ある動画では、親と喧嘩した妹がどこに隠れているか、親が子どもに尋ねます。
子どもたちはビデオの中で、以下の4種類の嘘または真実を語りました。
- 率直に真実を語る
- 真実をいくらか曖昧にして語る
- 微妙な嘘を織り交ぜる
- 露骨に嘘をつく
例えば上記のシナリオで子どもたちは、「妹は玄関の外に隠れている」と率直に真実を語ったり、「宿題をしに図書館に行った」とあからさまな嘘をついたりしました。

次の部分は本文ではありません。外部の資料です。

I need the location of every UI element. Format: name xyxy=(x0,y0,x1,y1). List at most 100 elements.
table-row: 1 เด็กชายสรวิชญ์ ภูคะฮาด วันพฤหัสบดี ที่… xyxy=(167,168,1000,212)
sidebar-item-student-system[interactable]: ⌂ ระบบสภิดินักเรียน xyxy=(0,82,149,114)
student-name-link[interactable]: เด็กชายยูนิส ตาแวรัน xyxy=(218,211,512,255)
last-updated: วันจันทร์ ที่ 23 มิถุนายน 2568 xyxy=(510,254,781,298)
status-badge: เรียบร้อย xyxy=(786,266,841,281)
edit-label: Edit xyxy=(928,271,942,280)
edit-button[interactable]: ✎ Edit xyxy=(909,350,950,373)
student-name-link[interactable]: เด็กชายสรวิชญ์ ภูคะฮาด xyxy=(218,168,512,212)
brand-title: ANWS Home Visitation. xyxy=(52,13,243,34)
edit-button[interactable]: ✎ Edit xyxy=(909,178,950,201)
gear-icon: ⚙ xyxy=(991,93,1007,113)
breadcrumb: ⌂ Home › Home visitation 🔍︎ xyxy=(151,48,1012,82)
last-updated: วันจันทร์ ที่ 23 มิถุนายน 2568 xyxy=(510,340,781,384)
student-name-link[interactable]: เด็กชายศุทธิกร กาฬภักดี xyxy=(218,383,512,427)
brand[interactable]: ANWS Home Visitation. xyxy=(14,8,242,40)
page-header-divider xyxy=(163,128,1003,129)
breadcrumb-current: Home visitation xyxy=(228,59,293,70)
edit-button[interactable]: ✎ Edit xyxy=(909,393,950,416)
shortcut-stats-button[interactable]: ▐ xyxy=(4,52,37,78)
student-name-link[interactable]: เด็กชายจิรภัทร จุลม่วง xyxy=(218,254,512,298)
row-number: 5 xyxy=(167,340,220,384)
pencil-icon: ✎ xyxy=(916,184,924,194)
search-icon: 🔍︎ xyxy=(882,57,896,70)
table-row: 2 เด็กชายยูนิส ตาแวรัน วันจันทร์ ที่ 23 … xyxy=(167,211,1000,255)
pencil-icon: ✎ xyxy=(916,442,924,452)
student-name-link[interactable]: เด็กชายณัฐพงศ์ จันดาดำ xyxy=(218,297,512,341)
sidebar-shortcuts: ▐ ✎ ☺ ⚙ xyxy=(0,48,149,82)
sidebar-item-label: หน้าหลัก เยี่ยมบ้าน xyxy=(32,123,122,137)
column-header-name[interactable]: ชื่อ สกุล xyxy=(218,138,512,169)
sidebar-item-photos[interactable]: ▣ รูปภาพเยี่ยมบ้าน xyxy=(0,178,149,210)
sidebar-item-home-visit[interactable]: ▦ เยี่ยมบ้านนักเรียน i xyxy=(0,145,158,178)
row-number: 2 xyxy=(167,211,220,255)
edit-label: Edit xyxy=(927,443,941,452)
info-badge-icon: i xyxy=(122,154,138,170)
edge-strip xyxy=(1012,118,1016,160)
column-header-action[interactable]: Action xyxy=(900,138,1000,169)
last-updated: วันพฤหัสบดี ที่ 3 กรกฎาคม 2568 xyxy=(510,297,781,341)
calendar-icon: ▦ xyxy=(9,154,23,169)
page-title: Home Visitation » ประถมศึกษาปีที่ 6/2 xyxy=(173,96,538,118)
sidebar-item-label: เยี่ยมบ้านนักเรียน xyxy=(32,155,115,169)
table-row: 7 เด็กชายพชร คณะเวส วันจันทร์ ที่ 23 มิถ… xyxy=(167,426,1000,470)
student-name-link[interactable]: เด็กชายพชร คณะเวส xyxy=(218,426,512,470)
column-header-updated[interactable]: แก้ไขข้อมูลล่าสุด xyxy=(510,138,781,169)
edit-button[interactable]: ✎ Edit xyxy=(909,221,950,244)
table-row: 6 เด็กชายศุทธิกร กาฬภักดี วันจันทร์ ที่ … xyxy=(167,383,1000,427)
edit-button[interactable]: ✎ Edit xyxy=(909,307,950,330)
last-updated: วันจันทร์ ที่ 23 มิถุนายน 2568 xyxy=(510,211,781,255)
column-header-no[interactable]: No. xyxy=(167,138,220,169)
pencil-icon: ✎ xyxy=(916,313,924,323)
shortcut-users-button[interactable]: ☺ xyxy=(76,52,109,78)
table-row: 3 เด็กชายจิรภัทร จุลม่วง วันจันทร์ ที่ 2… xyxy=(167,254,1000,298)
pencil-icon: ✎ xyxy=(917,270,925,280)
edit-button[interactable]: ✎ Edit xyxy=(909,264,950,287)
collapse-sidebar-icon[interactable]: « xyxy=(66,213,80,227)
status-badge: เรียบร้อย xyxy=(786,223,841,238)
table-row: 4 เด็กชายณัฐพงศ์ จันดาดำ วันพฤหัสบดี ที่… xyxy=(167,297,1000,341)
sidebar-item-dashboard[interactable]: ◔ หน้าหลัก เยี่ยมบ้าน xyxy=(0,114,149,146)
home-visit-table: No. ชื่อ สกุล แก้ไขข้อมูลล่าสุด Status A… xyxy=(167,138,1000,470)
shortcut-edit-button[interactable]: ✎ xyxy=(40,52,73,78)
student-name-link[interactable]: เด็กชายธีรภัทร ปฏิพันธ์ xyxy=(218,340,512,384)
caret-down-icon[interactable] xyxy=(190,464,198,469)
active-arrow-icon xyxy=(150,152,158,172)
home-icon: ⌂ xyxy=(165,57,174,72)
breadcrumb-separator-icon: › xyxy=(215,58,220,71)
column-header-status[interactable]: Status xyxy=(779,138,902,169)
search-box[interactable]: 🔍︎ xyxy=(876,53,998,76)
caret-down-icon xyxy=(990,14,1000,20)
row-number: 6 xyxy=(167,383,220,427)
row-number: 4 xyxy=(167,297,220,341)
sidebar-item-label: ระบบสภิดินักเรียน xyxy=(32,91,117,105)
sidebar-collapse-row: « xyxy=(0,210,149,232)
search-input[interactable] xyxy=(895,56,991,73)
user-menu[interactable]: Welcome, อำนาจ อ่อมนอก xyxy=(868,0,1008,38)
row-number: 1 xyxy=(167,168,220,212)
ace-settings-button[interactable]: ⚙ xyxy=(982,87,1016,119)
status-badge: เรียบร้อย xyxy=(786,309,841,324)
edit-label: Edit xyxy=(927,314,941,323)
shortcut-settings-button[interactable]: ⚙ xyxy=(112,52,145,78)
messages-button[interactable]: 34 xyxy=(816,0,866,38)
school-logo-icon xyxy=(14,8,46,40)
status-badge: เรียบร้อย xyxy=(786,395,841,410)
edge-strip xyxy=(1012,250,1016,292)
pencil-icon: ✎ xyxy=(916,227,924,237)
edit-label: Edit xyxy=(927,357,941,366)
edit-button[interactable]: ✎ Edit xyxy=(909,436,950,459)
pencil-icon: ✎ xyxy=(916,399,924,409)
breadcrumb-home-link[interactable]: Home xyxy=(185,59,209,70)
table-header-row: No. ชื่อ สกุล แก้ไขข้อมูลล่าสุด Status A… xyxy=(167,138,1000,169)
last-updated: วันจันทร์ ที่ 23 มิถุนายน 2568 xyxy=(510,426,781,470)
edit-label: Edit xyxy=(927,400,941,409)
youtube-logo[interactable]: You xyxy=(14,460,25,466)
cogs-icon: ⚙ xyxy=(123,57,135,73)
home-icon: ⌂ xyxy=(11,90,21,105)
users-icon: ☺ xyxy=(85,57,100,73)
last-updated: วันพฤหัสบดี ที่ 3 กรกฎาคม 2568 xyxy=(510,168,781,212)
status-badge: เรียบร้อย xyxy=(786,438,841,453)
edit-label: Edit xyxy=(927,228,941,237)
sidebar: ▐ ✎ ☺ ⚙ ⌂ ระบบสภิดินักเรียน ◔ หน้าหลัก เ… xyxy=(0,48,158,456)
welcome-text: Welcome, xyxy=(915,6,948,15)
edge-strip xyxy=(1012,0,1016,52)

また「外にいるかもしれない」と真実をいくらか曖昧に語ったり、「寝たかもしれない」と言い切らない形式の微妙な嘘をついたりするケースもありました。

そして参加者たちは、それぞれの動画を見た後に、信頼性、優しさ、有能さ、好感度、知性、誠実さなど、その子どもの特性を評価。
さらに参加者には、子どもの親だった場合、その嘘や正直さを咎めたり誉めたりするかどうかも尋ねました。
大人は子どもにも「優しい嘘」や「社交辞令」を求めていた
実験の結果、いわゆる「思いやりのある嘘・社交辞令」に該当するケースでは、大人たちは曖昧な真実や微妙な嘘を語る子どもよりも、真実を率直に語る子どもを厳しく評価すると判明。
また大人たちは、「隠れている妹」のシナリオで、「彼女は外にいるかもしれない」と真実を曖昧に語った子どもをもっともよく褒める傾向にありました。
つまり大人たちは「嘘はダメ」と言葉では言いつつ、「思いやりのある嘘」「社交辞令」「真実を曖昧に伝えること」が上手い子どもを高く評価していたのです。
親のこうした感情は、表情や態度など普段の言動で子どもに伝わります。

子どもたちは幼いころから、真実と嘘に関して非常に複雑な環境で成長しているのです。
ブリンシバル氏も、「大人が抱える正直と不正直に関する矛盾が、社交的な影響として子どもの初期の行動を形成しているのかもしれない」と述べました。